Gähnforscher vermuten daher, dass Gähnen auch bei uns Menschen so ansteckend ist: Der Mensch sei schließlich ebenfalls ein Herdentier.
In den USA wurde die Ansteckungsgefahr des Gähnens schon Ende Achtzigerjahre untersucht, allen voran durch den schon erwähnten Robert Provine. Damals zeigte er seinen Probanden einen gähntechnisch veränderten Film mit 30 schnarchigen Sequenzen:
- Mehr als die Hälfte der Teilnehmer gähnte schon nach wenigen Sekunden (ich vermute, es war „Titanic“),
- die anderen Probanden fünf Minuten später (was wiederum für „Dirty Dancing“ spricht).
- Nur von gähnenden Zeichentrickgesichtern ließ sich niemand mitreißen (womit „Garfield“ ausscheidet).
Und an dieser Stelle kommt eine Studie ins Spiel: Matthew Campbell von der Emory Universität in Atlanta, Georgia und der bekannte Primatenforscher Franz de Waal studierten das Verhalten von 23 Schimpansen, die in verschiedenen Sippen lebten. Auch die Primaten sahen sich einen 20-minütigen Film von anderen Affen an, in dem diese sich ausruhten oder eben gähnten.

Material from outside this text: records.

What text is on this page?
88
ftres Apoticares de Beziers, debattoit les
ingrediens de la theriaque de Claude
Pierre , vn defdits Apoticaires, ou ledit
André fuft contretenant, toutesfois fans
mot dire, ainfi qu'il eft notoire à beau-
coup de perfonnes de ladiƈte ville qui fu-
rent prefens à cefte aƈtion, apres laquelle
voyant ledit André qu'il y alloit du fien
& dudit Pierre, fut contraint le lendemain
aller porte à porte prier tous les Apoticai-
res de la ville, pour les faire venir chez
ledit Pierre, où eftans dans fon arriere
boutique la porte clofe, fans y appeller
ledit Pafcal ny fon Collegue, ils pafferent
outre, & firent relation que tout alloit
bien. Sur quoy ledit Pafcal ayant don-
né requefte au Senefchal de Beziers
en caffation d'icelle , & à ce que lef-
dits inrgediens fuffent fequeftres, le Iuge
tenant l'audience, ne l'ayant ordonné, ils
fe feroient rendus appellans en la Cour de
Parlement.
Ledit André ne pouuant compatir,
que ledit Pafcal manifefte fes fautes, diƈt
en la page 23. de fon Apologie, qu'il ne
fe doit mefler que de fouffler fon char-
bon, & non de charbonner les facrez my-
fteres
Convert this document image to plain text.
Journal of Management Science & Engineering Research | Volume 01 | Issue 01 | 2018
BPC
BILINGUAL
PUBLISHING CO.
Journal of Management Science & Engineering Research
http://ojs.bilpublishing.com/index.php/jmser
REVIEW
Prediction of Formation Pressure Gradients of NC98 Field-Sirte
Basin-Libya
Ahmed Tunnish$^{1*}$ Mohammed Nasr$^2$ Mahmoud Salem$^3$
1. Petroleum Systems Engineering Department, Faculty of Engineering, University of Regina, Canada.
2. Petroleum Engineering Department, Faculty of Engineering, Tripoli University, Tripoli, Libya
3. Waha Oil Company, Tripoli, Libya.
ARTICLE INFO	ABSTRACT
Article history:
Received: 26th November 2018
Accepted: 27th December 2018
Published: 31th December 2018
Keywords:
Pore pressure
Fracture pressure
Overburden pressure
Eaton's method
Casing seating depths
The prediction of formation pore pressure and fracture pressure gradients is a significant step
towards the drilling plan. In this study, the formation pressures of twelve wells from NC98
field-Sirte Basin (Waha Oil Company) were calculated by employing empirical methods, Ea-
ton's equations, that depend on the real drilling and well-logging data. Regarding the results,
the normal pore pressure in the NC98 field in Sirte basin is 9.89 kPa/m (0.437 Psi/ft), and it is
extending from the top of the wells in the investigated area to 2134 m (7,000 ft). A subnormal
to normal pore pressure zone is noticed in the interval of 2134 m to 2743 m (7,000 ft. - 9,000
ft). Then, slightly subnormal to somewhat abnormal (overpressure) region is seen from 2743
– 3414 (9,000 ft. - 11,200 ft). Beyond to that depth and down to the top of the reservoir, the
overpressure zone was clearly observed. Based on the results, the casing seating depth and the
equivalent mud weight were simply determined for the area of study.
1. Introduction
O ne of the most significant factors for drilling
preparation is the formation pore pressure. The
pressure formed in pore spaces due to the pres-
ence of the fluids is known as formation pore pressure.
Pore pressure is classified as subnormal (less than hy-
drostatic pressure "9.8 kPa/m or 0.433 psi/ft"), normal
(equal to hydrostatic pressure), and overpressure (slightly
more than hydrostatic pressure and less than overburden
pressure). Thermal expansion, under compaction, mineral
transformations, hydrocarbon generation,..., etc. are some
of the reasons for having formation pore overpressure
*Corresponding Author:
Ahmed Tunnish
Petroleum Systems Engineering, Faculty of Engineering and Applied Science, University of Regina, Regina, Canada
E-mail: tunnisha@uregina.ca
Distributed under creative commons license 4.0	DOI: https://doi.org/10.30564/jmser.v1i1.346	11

Und siehe da: Stammte der Gähnaffe aus der eigenen Sippe, ließen sich die Primaten von ihren Verwandten in mehr als 50 Prozent der Fälle öfter anstecken, als wenn ein fremder Artgenosse gähnte.
Interessant ist in dem Zusammenhang übrigens auch, dass sich zwar Hunde untereinander kaum vom Gähnen anstecken lassen – wohl aber von ihrem Herrchen oder Frauchen. Gähnt ihr Besitzer, machen sie das in 70 Prozent aller Fälle nach.
Forscher halten das ansteckende Gähnen daher inzwischen nicht nur für eine soziale Geste, sondern vielmehr für ein starkes Indiz für Empathie.
Wer angesichts gähnender Kollegen, Freunde oder eben Verwandter mitgähnt, so die These, beweist damit auch, dass er ein besonders mitfühlender Mensch ist. Bewiesen ist zwar auch das nicht richtig – aber sympathisch ist die Theorie durchaus.
Mitgähnen: So schützen Sie sich vor der Ansteckungsgefahr
Der Psychologe Andrew C. Gallup von der Universität Albany will herausgefunden haben, wie wir uns vor der Ansteckungsgefahr des Gähnens effektiv schützen können: Seinen 50 Probanden wurden Videos von gähnenden Menschen gezeigt, wovon sich rund die Hälfte (48 Prozent) prompt anstecken ließ.
Wenn die allerdings ausschließlich durch die Nase atmeten oder sich einen kühlen Wickel von 4 Grad Celsius an die Stirn klatschten, waren sie (bis auf 9 Prozent Ausnahmen) nahezu immun gegen den solidarischen Gähnreiz.
Gallup schloss daraus, dass Gähnen kühlt. Da die grauen Zellen bis zu einem Drittel aller Kalorien sowie den Großteil des Sauerstoffs im Blut verbrauchen, entsteht dort viel Wärme. Beim Gähnen werde also vor allem kühle Luft angesaugt – als eine Art biologische Klimaanlage. Das muss man zwar nicht glauben. So gesehen gähnen Sie – falls Sie gerade gähnen – also nur, weil Sie dieser Artikel gerade sehr anregt und das Oberstübchen heißlaufen lässt. Das glauben wir dagegen gerne.